Como consequência de tais graves erros na condução política dos povos, tornou-se quase que uma regra que os governos se divorciem do sentimento popular e que, enquanto são um instrumento dócil do imperialismo, os povos seguem sendo fieis aos princípios da livre determinação e soberania. Só mediante tal aberração é possível observar a monstruosidade nos países menores pelos poderosos. Disso à colônia há um só passo.

Todos esses hipócritas são duplamente traidores. Traem seu povo e enganam o poderoso. Muitos deles pensam o contrário do que dizem: basta ouvi-los privadamente; no fundo, não compartilham a ideia que apoiam e menos ainda representam a vontade popular nem transmitem o verdadeiro sentimento dos povos que dizem representar. É assim que se está construindo com esterco sobre lodo e areia. É terrível engano em que estão muitos que creem nas decisões de conjunto! E a isso chamam ’União Europeia’. A evidência virá depois com a realidade dos fatos.

Os poderosos também trabalham para ser enganados. Preferindo o apoio e as falsas bajulações, não podem obter a palavra livre e viril dos honrados e menos o sentir dos povos que, ainda que seja uma dura verdade, é sempre preferível a uma agradável mentira.
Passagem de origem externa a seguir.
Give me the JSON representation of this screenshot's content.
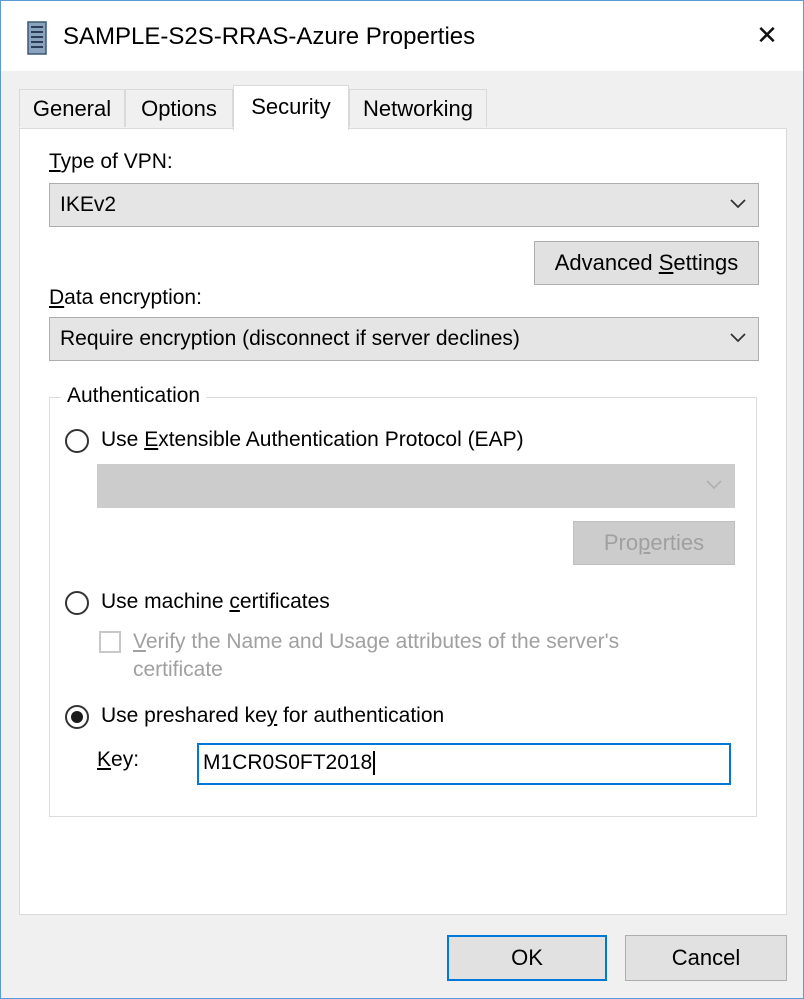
{
  "window": {
    "title": "SAMPLE-S2S-RRAS-Azure Properties",
    "close_glyph": "✕"
  },
  "tabs": [
    {
      "label": "General"
    },
    {
      "label": "Options"
    },
    {
      "label": "Security",
      "active": true
    },
    {
      "label": "Networking"
    }
  ],
  "security": {
    "vpn_type_label_mnemonic": "T",
    "vpn_type_label_rest": "ype of VPN:",
    "vpn_type_value": "IKEv2",
    "advanced_settings_pre": "Advanced ",
    "advanced_settings_mnemonic": "S",
    "advanced_settings_post": "ettings",
    "data_encryption_label_mnemonic": "D",
    "data_encryption_label_rest": "ata encryption:",
    "data_encryption_value": "Require encryption (disconnect if server declines)"
  },
  "authentication": {
    "group_title": "Authentication",
    "eap_option_pre": "Use ",
    "eap_option_mnemonic": "E",
    "eap_option_post": "xtensible Authentication Protocol (EAP)",
    "eap_selected": false,
    "eap_method_value": "",
    "properties_pre": "Pro",
    "properties_mnemonic": "p",
    "properties_post": "erties",
    "machine_cert_pre": "Use machine ",
    "machine_cert_mnemonic": "c",
    "machine_cert_post": "ertificates",
    "machine_cert_selected": false,
    "verify_line1_mnemonic": "V",
    "verify_line1_rest": "erify the Name and Usage attributes of the server's",
    "verify_line2": "certificate",
    "verify_checked": false,
    "psk_option_pre": "Use preshared ke",
    "psk_option_mnemonic": "y",
    "psk_option_post": " for authentication",
    "psk_selected": true,
    "key_label_mnemonic": "K",
    "key_label_rest": "ey:",
    "key_value": "M1CR0S0FT2018"
  },
  "footer": {
    "ok_label": "OK",
    "cancel_label": "Cancel"
  },
  "colors": {
    "accent": "#0078d7",
    "window_border": "#5a9ad6"
  },
  "icons": {
    "app": "server-icon",
    "close": "close-icon",
    "dropdown": "chevron-down-icon"
  }
}
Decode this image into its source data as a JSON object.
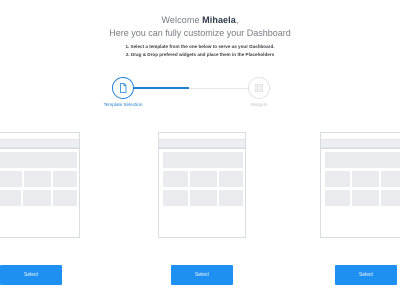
{
  "header": {
    "welcome_prefix": "Welcome ",
    "user_name": "Mihaela",
    "welcome_suffix": ",",
    "subtitle": "Here you can fully customize your Dashboard",
    "instruction_1": "1. Select a template from the one below to serve as your Dashboard.",
    "instruction_2": "2. Drag & Drop prefered widgets  and place them in the Placeholders"
  },
  "stepper": {
    "steps": [
      {
        "label": "Template Selection",
        "icon": "document-icon",
        "state": "active"
      },
      {
        "label": "Widgets",
        "icon": "grid-icon",
        "state": "inactive"
      }
    ]
  },
  "templates": [
    {
      "select_label": "Select"
    },
    {
      "select_label": "Select"
    },
    {
      "select_label": "Select"
    }
  ],
  "colors": {
    "accent": "#1e7fd6",
    "button": "#1e90f2",
    "placeholder": "#e9ebee"
  }
}
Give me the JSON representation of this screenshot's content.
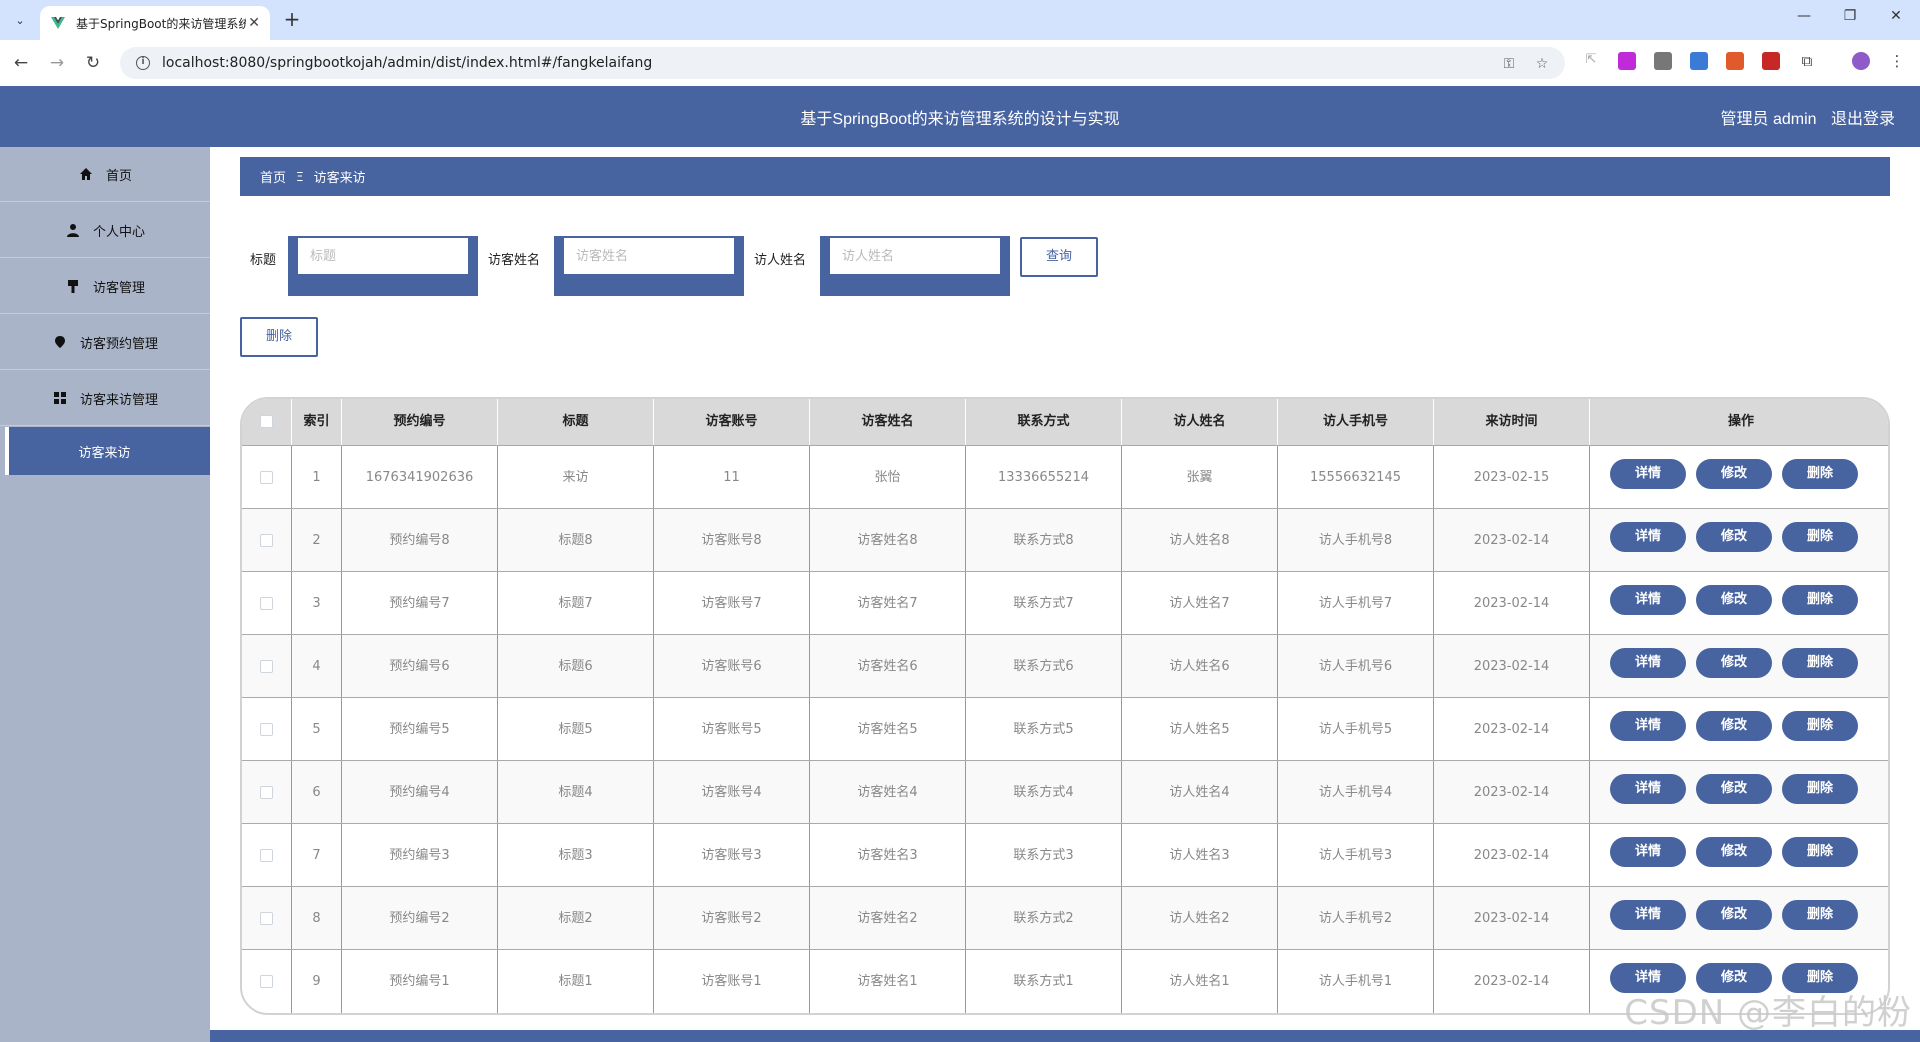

Não obstante, por trás dessa ’agradável mentira’, todas as conferências resultam dirigidas para objetivos preconcebidos e arranjados de antemão. Até se utilizam de uma persona para os ’duros informes’ e se adiantam agentes de provocação para ’tatear o campo’, recrutados entre as panelinhas de antessala que se utilizam como cavalos de Troia para introduzir entre os grupos.

A isso, amiúde, se chama habilidade política! É mister uma grande independência e uma extremada prudência para obrar corretamente e com a dignidade que impõe o país, não caindo insensivelmente nesta classe de ’habilidades’ que, por outra parte, não difere em muito dos métodos empregados pelos jogadores com vantagens.

Quando chega a hora dos elogios nos discursos finais, que distinta linguagem aos dos conciliábulos privados ou de antessala! Os jornais que cobram em ’moeda dura’ estabelecem uma verdadeira corrida para ver quem elogia mais e quem apoia melhor a submissão, enquanto os povos cada dia sentem mais repugnância e maior vergonha diante da indignidade organizada.

Não te entregues, coração grego, não te entregues.”

Então, assim, Alexis se sobressaltou e despertou. Voltou a tomar o livro do chão, e viu que era uma antiga compilação de artigos sobre política e estratégia, que tinha por parágrafo “Não ataco, critico” e estava assinado por alguém que se escondia sob o nome de Descartes, em Buenos Aires, lá pelo ano de 1951.